Given the escalation of Iran’s deep economic and social crises, income is extremely scarce for the majority of middle-class families. Purchasing tombstones for deceased loved ones is one of the most expensive items that people are unable to afford.
Due to poverty in Iran people are unable to afford
Due to widespread poverty in Iran, the business of second-hand tombstones and vendors willing to allow customers to pay in instalments is booming, according to the state-run daily Hamshahri, which first reported on the trend in May 2021. According to a report by the state-run news agency ROKNA, the average price of tombstones has risen by 35%. The price of a tombstone in the Behesht-e Zahra cemetery near Tehran, for example, has nearly tripled from 3.5 million tomans to more than 10 million tomans.
As per a tombstone vendor quoted in Sharq daily’s January 11 publication, the number of people turning to purchase tombstones in instalments has increased since the outbreak of Covid-19 in Iran. He did, however, add that some vendors will only sell products in instalments to friends and relatives because they cannot guarantee that other people will be able to pay their bills.
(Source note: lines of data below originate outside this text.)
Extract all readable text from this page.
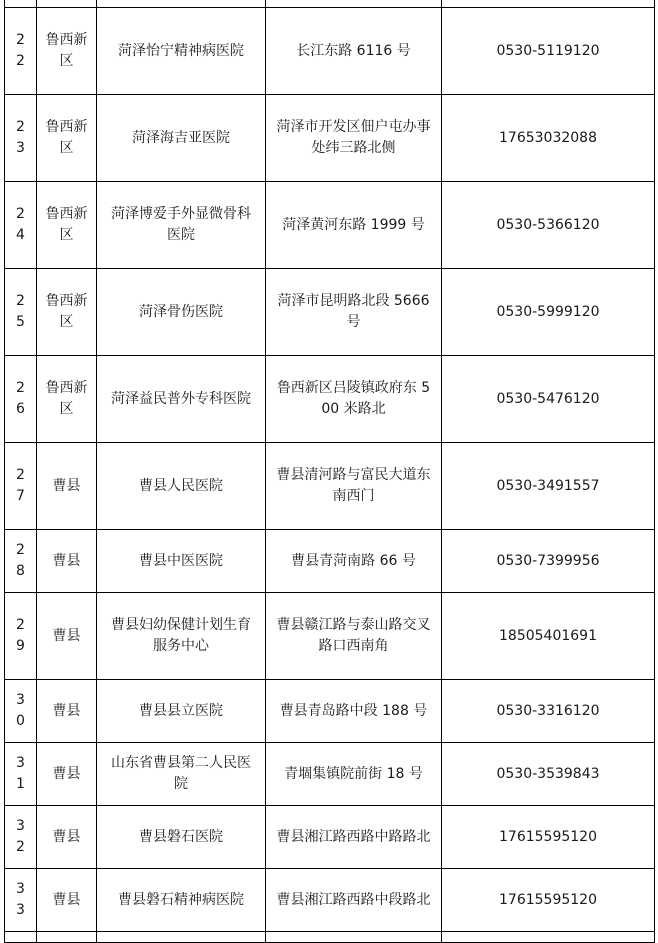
22	鲁西新区	菏泽怡宁精神病医院	长江东路 6116 号	0530-5119120
23	鲁西新区	菏泽海吉亚医院	菏泽市开发区佃户屯办事处纬三路北侧	17653032088
24	鲁西新区	菏泽博爱手外显微骨科医院	菏泽黄河东路 1999 号	0530-5366120
25	鲁西新区	菏泽骨伤医院	菏泽市昆明路北段 5666 号	0530-5999120
26	鲁西新区	菏泽益民普外专科医院	鲁西新区吕陵镇政府东 500 米路北	0530-5476120
27	曹县	曹县人民医院	曹县清河路与富民大道东南西门	0530-3491557
28	曹县	曹县中医医院	曹县青菏南路 66 号	0530-7399956
29	曹县	曹县妇幼保健计划生育服务中心	曹县赣江路与泰山路交叉路口西南角	18505401691
30	曹县	曹县县立医院	曹县青岛路中段 188 号	0530-3316120
31	曹县	山东省曹县第二人民医院	青堌集镇院前街 18 号	0530-3539843
32	曹县	曹县磐石医院	曹县湘江路西路中路路北	17615595120
33	曹县	曹县磐石精神病医院	曹县湘江路西路中段路北	17615595120
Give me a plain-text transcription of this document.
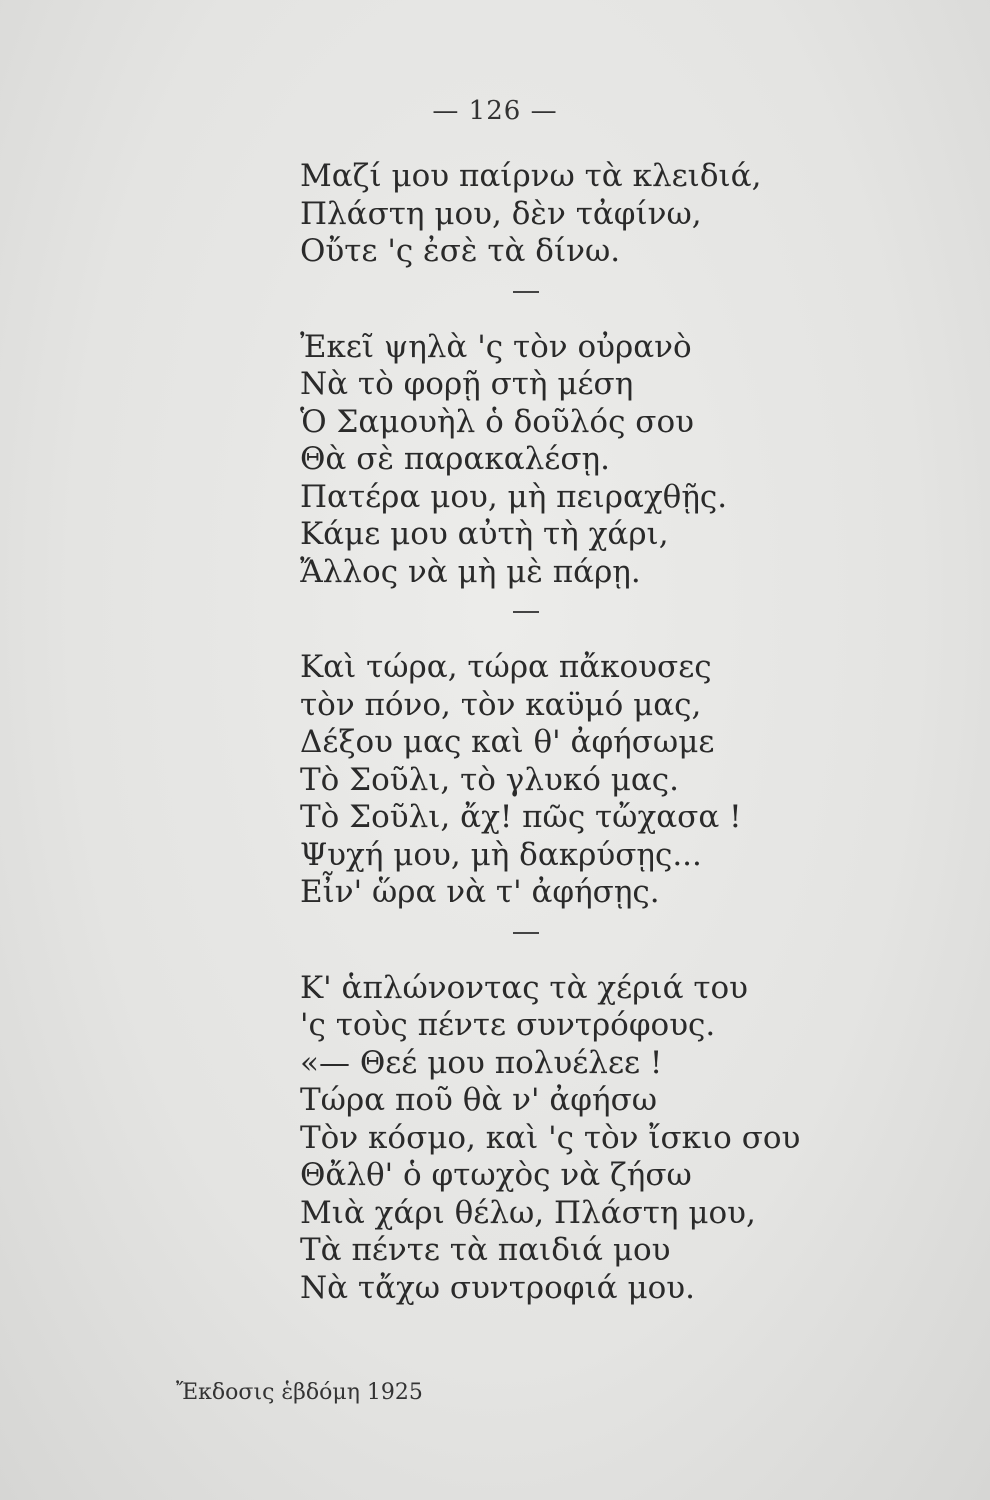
— 126 —
Μαζί μου παίρνω τὰ κλειδιά,
Πλάστη μου, δὲν τἀφίνω,
Οὔτε 'ς ἐσὲ τὰ δίνω.
Ἐκεῖ ψηλὰ 'ς τὸν οὐρανὸ
Νὰ τὸ φορῇ στὴ μέση
Ὁ Σαμουὴλ ὁ δοῦλός σου
Θὰ σὲ παρακαλέσῃ.
Πατέρα μου, μὴ πειραχθῇς.
Κάμε μου αὐτὴ τὴ χάρι,
Ἄλλος νὰ μὴ μὲ πάρῃ.
Καὶ τώρα, τώρα πἄκουσες
τὸν πόνο, τὸν καϋμό μας,
Δέξου μας καὶ θ' ἀφήσωμε
Τὸ Σοῦλι, τὸ γλυκό μας.
Τὸ Σοῦλι, ἄχ! πῶς τὤχασα !
Ψυχή μου, μὴ δακρύσῃς...
Εἶν' ὥρα νὰ τ' ἀφήσῃς.
Κ' ἁπλώνοντας τὰ χέριά του
'ς τοὺς πέντε συντρόφους.
«— Θεέ μου πολυέλεε !
Τώρα ποῦ θὰ ν' ἀφήσω
Τὸν κόσμο, καὶ 'ς τὸν ἴσκιο σου
Θἄλθ' ὁ φτωχὸς νὰ ζήσω
Μιὰ χάρι θέλω, Πλάστη μου,
Τὰ πέντε τὰ παιδιά μου
Νὰ τἄχω συντροφιά μου.
Ἔκδοσις ἑβδόμη 1925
Many people are content with the small stone
Many people, he claims, are instead buying cheap stones, smearing them with black ink, and then polishing them to create what appears to be a valuable tombstone. He claims that cemetery workers frequently take old tombstones from 30-year-old tombs or tombs converted to multi-story graves, grind the old scripts, polish them so they can be reused, and sell them to families with limited financial resources. Many people, however, are content with the small stone that the cemetery administration places on the graves.
According to a January 11 report by the state-run news agency ISNA, a conversation between an elderly woman and a tombstone vendor read: “She walked into the tombstone vendor’s shop. She took her pay stub from a colourless nylon bag and moved toward the vendors, her hands shaking and her chador held with her teeth. She was there to purchase a tomb for her late husband. Her pension totalled 1.550 million tomans.”
“I don’t have any children or a husband,” the woman explained to the vendor. My husband died a few years ago. Now I cannot afford to buy for him a tombstone… Every time I dream of him, he looks sad. I always imagine that he is sad because his grave is left without a stone. He was a respected person. I need a cheap stone. Sell it to me in instalments. I’ve got no insurance.”